As part of an effort to cut tax breaks for the wealthy, in January 2015 President Obama (the Obamas famously took advantage of the 529 program in 2007 by front-loading $240,000 to fund their daughters’ education) attempted to repeal the tax cuts offered by the 529 plans with the overall purpose of using the savings to offer a tax credit accessible to all families. After meeting surprisingly strong opposition from both sides of the aisle who each vouched for protecting the interests of the “middle-class,” the proposal was dropped.
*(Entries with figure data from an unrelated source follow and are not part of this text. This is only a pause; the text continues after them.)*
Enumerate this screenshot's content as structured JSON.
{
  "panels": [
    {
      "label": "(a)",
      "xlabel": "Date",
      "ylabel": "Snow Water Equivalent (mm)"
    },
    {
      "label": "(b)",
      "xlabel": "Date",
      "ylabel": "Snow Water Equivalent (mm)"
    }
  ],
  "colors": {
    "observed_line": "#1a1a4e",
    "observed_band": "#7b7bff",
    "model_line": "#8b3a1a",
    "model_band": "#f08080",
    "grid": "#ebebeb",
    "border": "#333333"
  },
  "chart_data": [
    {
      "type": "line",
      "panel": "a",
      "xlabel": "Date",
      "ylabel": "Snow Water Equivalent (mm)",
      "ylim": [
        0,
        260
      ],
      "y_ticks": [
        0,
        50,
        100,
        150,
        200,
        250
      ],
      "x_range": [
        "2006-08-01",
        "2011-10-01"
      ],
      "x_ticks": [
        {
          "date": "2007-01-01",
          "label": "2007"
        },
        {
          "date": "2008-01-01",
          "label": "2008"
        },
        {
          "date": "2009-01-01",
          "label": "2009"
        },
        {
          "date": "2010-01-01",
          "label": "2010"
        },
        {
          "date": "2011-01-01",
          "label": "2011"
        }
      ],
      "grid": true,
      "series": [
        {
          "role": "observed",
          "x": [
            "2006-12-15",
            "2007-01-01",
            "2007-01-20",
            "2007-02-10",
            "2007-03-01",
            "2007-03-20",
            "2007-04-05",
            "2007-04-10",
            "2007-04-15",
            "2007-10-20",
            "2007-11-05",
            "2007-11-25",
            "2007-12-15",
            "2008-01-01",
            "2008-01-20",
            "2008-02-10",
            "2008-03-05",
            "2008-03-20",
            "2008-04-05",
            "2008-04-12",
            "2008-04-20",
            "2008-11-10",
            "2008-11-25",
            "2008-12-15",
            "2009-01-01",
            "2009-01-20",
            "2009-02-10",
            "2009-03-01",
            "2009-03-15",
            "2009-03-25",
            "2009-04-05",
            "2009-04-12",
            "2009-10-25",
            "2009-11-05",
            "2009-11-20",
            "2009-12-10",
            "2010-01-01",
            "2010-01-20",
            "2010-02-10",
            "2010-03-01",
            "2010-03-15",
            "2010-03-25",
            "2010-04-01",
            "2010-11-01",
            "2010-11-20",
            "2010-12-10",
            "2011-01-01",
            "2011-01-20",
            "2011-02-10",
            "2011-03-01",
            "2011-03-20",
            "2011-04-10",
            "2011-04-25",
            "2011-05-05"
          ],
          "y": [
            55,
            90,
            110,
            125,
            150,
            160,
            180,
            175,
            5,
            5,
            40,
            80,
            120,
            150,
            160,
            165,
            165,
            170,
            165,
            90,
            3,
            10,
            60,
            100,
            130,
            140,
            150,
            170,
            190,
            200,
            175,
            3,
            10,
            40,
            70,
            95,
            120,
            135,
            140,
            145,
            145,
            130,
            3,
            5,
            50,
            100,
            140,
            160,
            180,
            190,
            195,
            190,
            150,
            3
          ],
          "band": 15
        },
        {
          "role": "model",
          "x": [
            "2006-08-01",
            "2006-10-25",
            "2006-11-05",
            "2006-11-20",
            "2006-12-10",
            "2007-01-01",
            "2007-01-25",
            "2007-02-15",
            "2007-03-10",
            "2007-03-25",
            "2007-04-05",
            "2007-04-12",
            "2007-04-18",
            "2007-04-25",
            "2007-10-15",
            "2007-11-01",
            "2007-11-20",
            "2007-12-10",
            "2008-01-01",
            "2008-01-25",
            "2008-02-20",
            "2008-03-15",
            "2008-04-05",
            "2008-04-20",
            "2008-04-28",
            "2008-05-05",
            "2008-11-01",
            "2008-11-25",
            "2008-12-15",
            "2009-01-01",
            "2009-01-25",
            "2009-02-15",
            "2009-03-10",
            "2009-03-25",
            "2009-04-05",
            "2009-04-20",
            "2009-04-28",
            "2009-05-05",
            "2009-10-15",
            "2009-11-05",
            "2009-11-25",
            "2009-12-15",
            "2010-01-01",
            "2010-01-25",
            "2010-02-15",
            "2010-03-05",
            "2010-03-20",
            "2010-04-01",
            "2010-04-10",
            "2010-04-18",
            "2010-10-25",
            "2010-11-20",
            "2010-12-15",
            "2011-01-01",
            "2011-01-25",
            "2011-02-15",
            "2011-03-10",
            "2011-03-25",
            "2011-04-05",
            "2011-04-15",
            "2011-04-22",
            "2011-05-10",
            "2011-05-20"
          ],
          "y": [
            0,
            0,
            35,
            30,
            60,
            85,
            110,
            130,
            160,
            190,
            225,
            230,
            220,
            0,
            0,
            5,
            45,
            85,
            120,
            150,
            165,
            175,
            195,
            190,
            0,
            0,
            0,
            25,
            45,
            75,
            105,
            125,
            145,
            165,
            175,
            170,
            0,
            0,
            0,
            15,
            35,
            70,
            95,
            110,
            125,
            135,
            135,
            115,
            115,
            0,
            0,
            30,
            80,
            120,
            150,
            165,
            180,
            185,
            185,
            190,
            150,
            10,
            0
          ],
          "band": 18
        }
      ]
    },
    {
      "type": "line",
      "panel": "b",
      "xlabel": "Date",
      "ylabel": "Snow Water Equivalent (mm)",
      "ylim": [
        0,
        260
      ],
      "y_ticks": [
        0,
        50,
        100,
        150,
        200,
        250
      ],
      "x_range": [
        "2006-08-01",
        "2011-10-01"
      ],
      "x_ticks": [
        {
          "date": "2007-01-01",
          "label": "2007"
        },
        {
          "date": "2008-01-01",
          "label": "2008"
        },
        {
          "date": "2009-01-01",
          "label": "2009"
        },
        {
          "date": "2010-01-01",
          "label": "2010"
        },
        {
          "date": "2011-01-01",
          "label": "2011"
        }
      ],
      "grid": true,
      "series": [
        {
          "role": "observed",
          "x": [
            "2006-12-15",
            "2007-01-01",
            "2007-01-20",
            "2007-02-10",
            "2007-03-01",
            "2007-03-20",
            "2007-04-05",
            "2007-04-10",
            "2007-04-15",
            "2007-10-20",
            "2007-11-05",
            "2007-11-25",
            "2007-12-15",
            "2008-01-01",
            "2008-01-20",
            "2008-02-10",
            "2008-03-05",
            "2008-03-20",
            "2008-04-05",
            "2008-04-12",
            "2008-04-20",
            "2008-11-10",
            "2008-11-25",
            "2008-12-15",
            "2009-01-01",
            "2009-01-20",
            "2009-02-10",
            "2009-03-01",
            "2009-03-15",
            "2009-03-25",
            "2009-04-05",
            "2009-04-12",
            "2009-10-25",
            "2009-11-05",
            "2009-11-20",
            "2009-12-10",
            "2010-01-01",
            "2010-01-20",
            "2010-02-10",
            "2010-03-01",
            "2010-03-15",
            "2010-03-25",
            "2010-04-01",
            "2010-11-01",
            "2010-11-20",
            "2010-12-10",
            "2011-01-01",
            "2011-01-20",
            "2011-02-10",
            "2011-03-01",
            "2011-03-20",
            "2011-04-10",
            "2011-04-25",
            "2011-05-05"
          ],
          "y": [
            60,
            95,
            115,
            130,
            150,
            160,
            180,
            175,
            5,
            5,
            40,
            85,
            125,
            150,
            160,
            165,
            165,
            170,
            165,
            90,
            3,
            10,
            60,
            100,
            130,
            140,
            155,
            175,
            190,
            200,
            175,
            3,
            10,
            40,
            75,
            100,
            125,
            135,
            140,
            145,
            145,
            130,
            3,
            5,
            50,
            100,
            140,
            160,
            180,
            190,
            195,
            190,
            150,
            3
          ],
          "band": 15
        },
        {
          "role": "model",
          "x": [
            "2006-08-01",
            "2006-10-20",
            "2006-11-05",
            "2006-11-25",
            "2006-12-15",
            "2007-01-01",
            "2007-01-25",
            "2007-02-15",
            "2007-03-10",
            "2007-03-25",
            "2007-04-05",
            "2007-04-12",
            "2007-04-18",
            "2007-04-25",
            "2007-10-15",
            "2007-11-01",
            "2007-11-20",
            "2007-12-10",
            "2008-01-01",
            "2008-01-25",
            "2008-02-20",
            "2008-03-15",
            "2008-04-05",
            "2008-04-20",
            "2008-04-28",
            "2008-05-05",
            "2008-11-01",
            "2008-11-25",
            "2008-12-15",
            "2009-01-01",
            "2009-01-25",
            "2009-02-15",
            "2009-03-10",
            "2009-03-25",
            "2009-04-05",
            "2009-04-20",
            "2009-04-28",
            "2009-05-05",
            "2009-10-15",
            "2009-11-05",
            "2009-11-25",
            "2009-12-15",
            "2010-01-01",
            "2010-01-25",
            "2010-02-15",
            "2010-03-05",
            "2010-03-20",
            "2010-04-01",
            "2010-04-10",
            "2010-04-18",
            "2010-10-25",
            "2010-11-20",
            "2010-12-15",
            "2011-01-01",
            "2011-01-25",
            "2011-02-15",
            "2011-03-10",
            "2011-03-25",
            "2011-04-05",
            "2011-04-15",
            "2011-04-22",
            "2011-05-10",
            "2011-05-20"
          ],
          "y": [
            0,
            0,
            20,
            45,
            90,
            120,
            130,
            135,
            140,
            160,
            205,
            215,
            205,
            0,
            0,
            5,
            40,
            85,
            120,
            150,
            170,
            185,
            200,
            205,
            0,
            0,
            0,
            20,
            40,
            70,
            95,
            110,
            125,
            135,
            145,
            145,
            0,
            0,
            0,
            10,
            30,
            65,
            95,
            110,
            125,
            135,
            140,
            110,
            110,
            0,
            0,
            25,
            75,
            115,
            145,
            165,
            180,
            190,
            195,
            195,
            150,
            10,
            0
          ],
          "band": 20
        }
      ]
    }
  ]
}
There have been some efforts to remove the ex post limitations on education spending by expanding the deductions available for student loans. For example, a bill was proposed in 2015 to remove the deductible interest cap, but the bill is still pending in Congress with no optimistic prospect for passage


In a way, tax reforms address the symptoms but not the root of the outlandish costs of higher education in the U.S. Significant reform is necessary at the institutional level, which would require the private education enterprises to place fundamental education principles above profiteering. In turn, the career system will eventually need to catch up with modern trends of unorthodox career paths, and be accepting of a more diverse array of skill sets acquired outside of the institutionalized, expensive educational settings.

*Sources are hyperlinked in the text. This article reflects personal opinions only, and is in no way intended to be construed as legal advice.